Entre os dias 16 e 25 de Janeiro, um dirigente nacional do Partido Ecologista "Os Verdes", Celso Ferreira, esteve nos Açores a reunir com colectivos locais no sentido de criar grupos locais de trabalho e de preparar a próxima Convenção Nacional do PEV.
Estive presente nas reuniões do Pico e do Faial e senti, para além do interesse necessário pelas questões ambientais, um entusiasmo simpático e contagiante nestes grupos de pessoas!

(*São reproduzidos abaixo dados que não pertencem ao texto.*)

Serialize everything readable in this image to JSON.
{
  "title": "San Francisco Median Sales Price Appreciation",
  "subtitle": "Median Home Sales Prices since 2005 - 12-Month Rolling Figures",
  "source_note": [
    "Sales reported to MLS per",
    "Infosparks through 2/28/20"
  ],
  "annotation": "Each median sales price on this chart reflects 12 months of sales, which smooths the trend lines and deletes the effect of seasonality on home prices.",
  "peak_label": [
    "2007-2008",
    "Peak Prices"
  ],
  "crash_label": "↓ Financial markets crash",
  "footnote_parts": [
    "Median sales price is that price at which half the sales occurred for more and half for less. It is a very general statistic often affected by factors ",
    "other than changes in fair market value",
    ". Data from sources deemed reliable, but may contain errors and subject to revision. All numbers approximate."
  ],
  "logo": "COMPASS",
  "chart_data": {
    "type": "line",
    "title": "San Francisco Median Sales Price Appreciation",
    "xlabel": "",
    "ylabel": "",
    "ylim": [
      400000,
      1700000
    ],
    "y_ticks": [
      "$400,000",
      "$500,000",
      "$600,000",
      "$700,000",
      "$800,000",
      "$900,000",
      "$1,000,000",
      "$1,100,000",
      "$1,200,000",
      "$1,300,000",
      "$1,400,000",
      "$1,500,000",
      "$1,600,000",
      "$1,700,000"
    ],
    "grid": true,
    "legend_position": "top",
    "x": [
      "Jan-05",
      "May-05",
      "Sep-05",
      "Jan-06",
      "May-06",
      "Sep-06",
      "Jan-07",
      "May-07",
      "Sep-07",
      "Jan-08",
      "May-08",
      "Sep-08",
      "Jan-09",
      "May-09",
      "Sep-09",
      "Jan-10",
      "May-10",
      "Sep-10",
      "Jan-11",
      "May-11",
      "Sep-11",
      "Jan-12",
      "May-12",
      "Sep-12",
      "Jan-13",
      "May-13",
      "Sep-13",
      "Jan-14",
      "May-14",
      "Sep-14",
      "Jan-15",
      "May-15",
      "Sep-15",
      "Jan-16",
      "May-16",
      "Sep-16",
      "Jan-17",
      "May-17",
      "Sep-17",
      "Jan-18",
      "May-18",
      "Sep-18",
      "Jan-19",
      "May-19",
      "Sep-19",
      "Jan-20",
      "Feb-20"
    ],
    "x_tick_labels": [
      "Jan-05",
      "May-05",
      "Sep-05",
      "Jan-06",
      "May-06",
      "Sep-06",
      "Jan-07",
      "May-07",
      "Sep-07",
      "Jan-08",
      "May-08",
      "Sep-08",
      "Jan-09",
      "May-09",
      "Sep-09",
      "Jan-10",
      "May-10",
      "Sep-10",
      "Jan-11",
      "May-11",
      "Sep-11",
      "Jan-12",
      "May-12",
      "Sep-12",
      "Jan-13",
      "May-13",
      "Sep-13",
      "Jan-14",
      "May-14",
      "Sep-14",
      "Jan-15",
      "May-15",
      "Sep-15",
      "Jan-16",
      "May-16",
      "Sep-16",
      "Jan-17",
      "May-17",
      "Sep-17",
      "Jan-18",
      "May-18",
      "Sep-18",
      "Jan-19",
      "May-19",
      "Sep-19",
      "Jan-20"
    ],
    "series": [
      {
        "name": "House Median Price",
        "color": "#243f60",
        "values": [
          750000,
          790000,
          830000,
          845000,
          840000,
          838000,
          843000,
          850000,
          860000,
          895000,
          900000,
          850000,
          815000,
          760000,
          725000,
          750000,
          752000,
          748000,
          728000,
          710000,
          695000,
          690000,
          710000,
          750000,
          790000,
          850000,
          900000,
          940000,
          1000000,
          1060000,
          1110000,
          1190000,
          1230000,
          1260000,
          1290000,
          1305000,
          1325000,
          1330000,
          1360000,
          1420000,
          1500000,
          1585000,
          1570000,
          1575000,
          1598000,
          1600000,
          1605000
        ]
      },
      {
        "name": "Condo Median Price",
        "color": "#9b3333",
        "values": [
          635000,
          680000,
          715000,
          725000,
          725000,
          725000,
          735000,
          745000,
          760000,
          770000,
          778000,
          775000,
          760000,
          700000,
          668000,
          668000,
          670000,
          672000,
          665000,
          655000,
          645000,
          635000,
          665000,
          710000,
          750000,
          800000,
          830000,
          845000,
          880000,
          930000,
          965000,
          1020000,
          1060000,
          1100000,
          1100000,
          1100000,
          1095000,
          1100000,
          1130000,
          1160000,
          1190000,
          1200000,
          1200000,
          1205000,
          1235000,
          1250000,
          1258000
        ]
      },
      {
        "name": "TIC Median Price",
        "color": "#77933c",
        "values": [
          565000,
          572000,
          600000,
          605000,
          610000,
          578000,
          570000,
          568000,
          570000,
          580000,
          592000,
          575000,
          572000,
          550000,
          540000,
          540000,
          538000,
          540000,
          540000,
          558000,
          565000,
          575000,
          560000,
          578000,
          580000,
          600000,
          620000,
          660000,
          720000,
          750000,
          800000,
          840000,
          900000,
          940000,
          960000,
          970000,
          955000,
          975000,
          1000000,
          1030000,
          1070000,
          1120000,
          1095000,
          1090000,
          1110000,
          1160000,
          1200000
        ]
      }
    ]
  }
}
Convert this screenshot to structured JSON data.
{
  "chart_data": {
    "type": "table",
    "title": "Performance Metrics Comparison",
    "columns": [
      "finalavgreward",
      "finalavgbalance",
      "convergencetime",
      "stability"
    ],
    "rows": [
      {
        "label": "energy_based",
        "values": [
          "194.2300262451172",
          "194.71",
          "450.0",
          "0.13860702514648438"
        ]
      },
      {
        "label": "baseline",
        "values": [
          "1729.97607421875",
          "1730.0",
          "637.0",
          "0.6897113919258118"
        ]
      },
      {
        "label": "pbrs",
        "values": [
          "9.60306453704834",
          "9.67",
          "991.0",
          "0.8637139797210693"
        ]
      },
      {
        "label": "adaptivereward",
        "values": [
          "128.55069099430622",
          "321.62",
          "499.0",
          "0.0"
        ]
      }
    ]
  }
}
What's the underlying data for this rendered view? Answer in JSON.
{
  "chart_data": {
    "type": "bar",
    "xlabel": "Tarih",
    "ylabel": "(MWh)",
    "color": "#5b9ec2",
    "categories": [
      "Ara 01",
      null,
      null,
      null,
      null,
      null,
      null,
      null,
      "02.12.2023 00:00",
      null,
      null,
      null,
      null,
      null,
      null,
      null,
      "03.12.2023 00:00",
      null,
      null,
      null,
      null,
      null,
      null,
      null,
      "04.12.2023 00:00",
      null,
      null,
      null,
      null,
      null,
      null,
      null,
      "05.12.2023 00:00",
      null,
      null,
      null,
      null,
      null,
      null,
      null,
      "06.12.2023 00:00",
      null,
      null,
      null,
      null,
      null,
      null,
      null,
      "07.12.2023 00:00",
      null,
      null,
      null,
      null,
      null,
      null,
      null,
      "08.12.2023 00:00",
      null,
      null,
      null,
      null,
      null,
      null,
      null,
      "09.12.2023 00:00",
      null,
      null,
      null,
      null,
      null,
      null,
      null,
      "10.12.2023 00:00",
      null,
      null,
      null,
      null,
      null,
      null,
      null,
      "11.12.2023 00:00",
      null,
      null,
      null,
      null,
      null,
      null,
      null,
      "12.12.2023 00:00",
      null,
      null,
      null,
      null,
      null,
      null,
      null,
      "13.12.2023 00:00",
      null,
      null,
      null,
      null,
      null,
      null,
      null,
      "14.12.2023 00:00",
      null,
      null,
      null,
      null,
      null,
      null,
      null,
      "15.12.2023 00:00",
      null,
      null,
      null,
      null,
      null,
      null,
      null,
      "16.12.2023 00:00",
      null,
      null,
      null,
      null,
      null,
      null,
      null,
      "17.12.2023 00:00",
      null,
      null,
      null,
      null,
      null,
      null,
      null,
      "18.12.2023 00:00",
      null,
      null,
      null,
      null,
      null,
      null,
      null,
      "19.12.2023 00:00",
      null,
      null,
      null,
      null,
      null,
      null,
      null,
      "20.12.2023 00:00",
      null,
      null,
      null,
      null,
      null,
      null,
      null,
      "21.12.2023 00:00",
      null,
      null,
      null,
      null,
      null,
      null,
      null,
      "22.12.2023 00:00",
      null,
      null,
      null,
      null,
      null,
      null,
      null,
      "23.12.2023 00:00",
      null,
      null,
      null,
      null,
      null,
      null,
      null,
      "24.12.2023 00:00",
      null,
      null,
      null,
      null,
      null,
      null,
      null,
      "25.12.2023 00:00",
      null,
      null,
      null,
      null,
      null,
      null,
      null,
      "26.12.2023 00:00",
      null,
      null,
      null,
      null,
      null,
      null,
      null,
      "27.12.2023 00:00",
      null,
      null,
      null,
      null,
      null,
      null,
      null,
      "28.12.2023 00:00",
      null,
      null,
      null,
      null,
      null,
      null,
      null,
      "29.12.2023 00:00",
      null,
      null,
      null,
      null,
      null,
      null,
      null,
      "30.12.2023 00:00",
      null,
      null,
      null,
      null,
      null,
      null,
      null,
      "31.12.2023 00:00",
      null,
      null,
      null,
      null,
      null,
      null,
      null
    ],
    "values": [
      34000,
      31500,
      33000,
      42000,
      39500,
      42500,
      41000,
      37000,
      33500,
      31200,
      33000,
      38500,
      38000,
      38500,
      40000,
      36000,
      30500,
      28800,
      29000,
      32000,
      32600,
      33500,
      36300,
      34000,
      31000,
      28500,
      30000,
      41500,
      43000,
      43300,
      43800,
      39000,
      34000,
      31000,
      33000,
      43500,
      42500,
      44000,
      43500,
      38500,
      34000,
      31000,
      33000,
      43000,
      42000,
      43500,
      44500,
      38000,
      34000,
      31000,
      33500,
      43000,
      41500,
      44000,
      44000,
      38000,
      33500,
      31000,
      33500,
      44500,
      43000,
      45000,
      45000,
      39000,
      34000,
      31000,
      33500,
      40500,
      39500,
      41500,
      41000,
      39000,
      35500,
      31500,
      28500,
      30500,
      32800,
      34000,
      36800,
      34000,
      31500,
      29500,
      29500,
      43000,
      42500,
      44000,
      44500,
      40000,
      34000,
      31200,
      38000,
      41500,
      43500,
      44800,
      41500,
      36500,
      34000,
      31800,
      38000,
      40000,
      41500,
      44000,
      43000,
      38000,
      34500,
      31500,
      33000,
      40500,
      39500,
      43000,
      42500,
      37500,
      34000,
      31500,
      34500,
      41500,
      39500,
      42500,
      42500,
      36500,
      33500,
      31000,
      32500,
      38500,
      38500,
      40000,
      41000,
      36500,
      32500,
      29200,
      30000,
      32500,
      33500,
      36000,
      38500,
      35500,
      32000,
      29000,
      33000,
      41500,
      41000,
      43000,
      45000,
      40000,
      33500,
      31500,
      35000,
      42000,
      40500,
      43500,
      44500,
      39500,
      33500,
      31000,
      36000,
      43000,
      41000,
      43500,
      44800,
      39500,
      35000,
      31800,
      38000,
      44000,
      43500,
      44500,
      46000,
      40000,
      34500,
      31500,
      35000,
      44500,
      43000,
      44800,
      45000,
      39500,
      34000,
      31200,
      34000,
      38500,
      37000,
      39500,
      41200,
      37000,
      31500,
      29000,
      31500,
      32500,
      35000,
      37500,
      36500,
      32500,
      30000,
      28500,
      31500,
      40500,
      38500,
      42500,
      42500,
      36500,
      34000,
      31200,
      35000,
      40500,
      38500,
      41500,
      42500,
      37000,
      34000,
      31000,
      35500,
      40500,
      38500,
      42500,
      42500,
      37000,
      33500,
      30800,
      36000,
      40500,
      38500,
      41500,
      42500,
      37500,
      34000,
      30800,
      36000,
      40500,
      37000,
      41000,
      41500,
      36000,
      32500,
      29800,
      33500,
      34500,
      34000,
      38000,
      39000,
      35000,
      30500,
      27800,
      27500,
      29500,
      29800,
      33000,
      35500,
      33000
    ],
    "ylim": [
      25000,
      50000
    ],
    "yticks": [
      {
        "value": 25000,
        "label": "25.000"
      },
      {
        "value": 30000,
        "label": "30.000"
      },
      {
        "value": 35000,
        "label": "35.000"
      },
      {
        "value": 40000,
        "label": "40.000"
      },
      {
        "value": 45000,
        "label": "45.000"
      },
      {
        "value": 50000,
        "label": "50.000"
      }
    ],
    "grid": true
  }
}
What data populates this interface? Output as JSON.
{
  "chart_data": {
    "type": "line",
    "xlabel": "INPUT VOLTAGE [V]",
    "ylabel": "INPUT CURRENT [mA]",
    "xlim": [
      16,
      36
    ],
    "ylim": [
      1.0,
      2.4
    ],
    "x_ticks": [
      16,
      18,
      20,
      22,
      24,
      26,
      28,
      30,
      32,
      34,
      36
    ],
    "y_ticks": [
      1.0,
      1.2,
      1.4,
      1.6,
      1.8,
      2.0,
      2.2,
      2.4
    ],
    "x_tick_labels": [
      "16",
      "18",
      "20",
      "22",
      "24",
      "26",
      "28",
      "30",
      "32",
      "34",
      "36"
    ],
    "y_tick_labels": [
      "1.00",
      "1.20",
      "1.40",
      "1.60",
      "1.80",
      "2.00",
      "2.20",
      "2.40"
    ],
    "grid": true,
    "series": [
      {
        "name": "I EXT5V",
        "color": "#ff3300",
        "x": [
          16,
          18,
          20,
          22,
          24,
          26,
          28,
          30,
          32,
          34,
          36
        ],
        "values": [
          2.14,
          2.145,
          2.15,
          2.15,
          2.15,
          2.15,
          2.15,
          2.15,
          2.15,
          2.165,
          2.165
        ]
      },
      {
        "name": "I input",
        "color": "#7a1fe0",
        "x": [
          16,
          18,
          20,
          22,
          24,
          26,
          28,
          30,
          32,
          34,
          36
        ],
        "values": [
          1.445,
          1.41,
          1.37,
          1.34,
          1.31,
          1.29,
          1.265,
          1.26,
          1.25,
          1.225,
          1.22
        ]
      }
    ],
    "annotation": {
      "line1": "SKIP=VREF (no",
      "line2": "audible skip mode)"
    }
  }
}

Entretanto, a imprensa é mais formal, mas não deixa de noticiar: 
 
"Partido "Os Verdes" alerta para "inúmeras preocupações" ambientais do arquipélago 
O Partido Ecologista "Os Verdes" alertou hoje para a existência de "inúmeras preocupações" no meio ambiente açoriano, particularmente na gestão dos resíduos e na água, matérias que vão ser debatidas na XI Convenção Nacional, em Março.
Uma delegação de "Os Verdes" está a visitar várias ilhas do arquipélago para contactos com vista à preparação da Convenção do Partido Ecologista e debater assuntos locais.
O dirigente nacional, Celso Ferreira, adiantou à agência Lusa que as visitas às Flores, São Jorge, Faial, Pico, Terceira e São Miguel permitiram constatar "inúmeras preocupações", embora existam áreas que "ainda estão mais ou menos preservadas".
"Mas deixa-nos preocupados, em pleno século XXI, a questão das lixeiras a céu aberto nas Flores e S. Jorge. Não se justifica esta forma de tratamento de resíduos", apontou Celso erreira, que defendeu um "maior investimento" em acções de sensibilização e na colocação de eco-pontos.
A gestão da orla costeira, a "infiltração dos aquíferos" e a eliminação das barreiras arquitectónicas, são outras das preocupações de "Os Verdes", matérias que "estão a ser trabalhadas" para abordar na XI Convenção do Partido, nos dias 13 e 14 de Março, em Lisboa.
Segundo Celso erreira, vão estar pela primeira vez na Convenção quatro delegados a representarem o arquipélago açoriano, elementos que já estão a preparar moções sectoriais.
"Existem inúmeras preocupações, como a delicadeza da fauna e flora, a acção humana no meio ambiente, a problemática da gestão da água", acrescentou o dirigente nacional, que defendeu políticas ambientais sustentáveis para preservar o património ambiental nos Açores."



terça-feira, 25 de novembro de 2008

Aqui estamos!

Este sinal corresponde ao aparecimento de novas dinâmicas de trabalho político na Região Autónoma dos Açores. O Partido Ecologista Os Verdes, está a organizar-se e a criar colectivos locais em várias ilhas açorianas.